Uma nova análise da OCDE sugere que a desigualdade de renda tem um impacto negativo e estatisticamente significativo no crescimento de médio prazo. O aumento da desigualdade em 3 pontos do Gini, que é o aumento médio registrado na OCDE nas últimas duas décadas, reduziria o crescimento econômico em 0,35 ponto percentual ao ano durante 25 anos: uma perda acumulada no PIB ao final do período de 8,5%.
O que isso pode significar para a trajetória de crescimento de cada país? A Figura 2 indica em quanto a taxa de crescimento do PIB teria aumentado ou diminuído no período 1990-2010 se a desigualdade não tivesse mudado entre 1985 e 2005 (as tendências de desigualdade mais recentes desde então não são levadas em consideração, pois afetam os padrões de crescimento futuro). Essas estimativas são ilustrativas e não devem ser interpretadas como o efeito causal da mudança real na desigualdade em cada país. Eles indicam, no entanto, que o possível impacto da desigualdade pode ser considerável.
Estima-se que o aumento da desigualdade tenha prejudicado, ao longo de duas décadas, mais de 4 pontos percentuais do crescimento, em metade dos países. Por outro lado, a maior igualdade antes da crise ajudou a aumentar o PIB per capita em alguns países, notadamente na Espanha.
Nota: o gráfico mostra as consequências estimadas das mudanças na desigualdade sobre a taxa de crescimento do PIB per capita (em relação à população de 25 a 64 anos) no período 1990-2010. “Real” é a taxa de crescimento real do PIB per capita; o “impacto estimado da desigualdade” é obtido com base nas mudanças observadas na desigualdade nos países da OCDE (em 1985-2005) e no impacto médio da desigualdade no crescimento entre os países estimados na análise; “sem impacto da desigualdade” é a diferença “real - impacto da desigualdade”. Deve ser interpretado como a taxa de crescimento estimada que teria sido observada se a desigualdade não tivesse mudado. O crescimento real na Alemanha é calculado a partir de 1991; as mudanças na desigualdade são limitadas ao período 1985-2000 no caso da Áustria, Bélgica, Espanha e Irlanda. Essas estimativas são ilustrativas e não devem ser interpretadas como o efeito causal da mudança real na desigualdade em cada país.
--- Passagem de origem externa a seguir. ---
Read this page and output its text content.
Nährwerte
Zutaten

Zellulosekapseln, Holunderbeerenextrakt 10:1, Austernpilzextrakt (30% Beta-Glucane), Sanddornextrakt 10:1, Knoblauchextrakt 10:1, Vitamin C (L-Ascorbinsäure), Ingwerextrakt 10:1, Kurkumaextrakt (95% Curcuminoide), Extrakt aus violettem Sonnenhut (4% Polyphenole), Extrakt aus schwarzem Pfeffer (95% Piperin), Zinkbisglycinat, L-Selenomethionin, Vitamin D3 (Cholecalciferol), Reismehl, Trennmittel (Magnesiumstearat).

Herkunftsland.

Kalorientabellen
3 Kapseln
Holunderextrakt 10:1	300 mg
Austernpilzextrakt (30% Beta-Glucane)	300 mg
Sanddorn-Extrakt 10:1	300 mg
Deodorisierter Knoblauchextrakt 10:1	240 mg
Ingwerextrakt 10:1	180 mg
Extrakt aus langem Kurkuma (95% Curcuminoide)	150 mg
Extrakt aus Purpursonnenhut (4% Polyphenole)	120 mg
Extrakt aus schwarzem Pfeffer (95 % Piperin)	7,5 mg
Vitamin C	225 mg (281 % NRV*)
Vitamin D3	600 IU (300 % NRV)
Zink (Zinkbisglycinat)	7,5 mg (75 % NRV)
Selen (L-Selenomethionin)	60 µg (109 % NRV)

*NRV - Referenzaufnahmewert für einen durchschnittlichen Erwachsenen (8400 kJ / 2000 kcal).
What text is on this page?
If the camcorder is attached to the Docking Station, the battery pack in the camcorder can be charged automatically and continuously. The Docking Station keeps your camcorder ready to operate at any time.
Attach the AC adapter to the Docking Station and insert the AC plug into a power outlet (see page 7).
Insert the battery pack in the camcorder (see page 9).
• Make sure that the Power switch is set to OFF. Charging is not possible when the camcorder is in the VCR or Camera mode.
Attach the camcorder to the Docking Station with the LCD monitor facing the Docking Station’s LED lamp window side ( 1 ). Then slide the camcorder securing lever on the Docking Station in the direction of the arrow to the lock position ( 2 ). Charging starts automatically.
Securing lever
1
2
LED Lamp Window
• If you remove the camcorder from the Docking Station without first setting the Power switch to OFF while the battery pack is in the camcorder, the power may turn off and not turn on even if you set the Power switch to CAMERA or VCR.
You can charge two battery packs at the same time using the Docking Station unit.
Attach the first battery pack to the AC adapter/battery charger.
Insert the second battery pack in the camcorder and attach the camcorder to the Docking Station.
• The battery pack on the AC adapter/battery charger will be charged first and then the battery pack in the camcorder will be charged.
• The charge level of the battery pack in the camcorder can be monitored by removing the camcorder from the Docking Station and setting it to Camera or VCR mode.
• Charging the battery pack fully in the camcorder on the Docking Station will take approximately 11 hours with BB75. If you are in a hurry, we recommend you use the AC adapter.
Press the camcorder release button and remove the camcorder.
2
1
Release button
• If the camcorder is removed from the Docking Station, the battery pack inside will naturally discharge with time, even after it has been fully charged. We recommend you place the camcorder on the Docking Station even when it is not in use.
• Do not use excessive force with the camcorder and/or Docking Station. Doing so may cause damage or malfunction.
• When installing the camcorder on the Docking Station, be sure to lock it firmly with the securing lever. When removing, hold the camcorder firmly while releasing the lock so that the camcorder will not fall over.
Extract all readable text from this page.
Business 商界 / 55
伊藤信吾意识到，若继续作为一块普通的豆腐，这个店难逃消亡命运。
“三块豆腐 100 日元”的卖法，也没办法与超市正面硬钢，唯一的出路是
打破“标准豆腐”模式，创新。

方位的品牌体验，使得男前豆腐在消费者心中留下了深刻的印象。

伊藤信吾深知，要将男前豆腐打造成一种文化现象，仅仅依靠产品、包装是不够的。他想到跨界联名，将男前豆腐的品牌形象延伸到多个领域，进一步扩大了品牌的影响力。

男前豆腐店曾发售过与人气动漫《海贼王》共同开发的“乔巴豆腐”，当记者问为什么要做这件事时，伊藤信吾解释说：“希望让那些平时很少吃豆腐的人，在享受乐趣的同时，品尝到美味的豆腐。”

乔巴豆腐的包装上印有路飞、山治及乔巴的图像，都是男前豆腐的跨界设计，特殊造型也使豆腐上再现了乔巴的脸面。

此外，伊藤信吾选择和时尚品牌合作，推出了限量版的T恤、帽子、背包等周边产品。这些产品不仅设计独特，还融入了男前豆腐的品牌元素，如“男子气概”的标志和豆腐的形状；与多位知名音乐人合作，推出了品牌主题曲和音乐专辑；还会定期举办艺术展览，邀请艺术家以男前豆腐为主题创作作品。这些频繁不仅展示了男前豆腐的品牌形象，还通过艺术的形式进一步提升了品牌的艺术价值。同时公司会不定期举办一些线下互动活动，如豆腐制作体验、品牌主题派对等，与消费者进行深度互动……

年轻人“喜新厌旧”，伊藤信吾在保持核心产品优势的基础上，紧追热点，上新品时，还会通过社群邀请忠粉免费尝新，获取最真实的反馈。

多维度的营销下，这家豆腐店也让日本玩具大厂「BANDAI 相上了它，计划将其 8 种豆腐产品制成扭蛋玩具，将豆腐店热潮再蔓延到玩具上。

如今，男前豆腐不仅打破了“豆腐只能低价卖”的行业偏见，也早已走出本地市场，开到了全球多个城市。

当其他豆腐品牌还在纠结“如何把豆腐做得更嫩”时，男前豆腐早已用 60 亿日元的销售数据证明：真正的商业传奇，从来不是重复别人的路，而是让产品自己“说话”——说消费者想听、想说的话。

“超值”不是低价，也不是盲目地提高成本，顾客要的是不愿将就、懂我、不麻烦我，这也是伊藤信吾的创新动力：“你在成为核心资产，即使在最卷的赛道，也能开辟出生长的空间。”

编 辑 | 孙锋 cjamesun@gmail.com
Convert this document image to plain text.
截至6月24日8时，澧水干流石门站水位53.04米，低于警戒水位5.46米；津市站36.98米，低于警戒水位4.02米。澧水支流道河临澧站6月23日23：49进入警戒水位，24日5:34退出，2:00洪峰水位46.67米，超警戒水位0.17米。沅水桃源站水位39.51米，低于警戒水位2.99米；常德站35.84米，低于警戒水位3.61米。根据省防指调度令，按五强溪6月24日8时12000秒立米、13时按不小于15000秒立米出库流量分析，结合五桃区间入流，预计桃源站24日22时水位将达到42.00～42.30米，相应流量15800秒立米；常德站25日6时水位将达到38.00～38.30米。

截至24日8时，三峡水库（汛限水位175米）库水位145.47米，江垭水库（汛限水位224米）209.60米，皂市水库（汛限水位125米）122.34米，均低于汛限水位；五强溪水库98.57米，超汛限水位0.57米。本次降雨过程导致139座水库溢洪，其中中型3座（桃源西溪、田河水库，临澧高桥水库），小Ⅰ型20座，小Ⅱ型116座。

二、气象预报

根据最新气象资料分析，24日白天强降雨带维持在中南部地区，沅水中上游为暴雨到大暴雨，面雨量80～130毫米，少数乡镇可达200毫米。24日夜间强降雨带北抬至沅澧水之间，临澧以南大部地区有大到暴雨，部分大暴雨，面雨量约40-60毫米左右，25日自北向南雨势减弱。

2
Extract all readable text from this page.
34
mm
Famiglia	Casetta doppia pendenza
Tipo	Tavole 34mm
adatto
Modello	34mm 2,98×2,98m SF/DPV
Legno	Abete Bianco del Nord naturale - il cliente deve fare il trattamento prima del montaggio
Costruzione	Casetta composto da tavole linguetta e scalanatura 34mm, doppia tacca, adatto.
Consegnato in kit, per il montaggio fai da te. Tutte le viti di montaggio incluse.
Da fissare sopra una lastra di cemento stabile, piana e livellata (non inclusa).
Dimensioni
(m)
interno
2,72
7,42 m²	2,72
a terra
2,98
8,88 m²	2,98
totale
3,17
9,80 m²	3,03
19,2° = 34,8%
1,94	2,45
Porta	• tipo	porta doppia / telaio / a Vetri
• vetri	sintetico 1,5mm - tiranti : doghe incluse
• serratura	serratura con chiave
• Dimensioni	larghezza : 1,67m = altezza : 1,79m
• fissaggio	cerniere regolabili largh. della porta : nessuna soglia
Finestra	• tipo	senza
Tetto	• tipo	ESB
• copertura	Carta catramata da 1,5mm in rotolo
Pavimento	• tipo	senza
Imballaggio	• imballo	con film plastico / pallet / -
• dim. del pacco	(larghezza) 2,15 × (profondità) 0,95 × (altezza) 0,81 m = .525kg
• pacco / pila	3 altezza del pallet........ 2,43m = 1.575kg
A renda relativa da classe média baixa é um fator chave
O maior fator para o impacto da desigualdade no crescimento é a lacuna entre as famílias de baixa renda e o resto da população. O efeito negativo não é apenas para o decil de renda mais pobre, mas para todos os que estão nos quatro decis inferiores da distribuição de renda. Essas descobertas implicam que a política não deve (apenas) abordar o combate à pobreza, mas também abordar as rendas mais baixas de forma mais geral.
A redistribuição não impede o crescimento
A ferramenta política mais direta para reduzir a desigualdade é a redistribuição por meio de impostos e benefícios. A análise mostra que a redistribuição por si só não reduz o crescimento econômico. Claro, isso não significa que todas as medidas de redistribuição sejam igualmente boas para o crescimento. Políticas de redistribuição mal direcionadas e não focadas nas ferramentas mais eficazes podem levar ao desperdício de recursos e gerar ineficiências.
Por que a desigualdade reduz o crescimento?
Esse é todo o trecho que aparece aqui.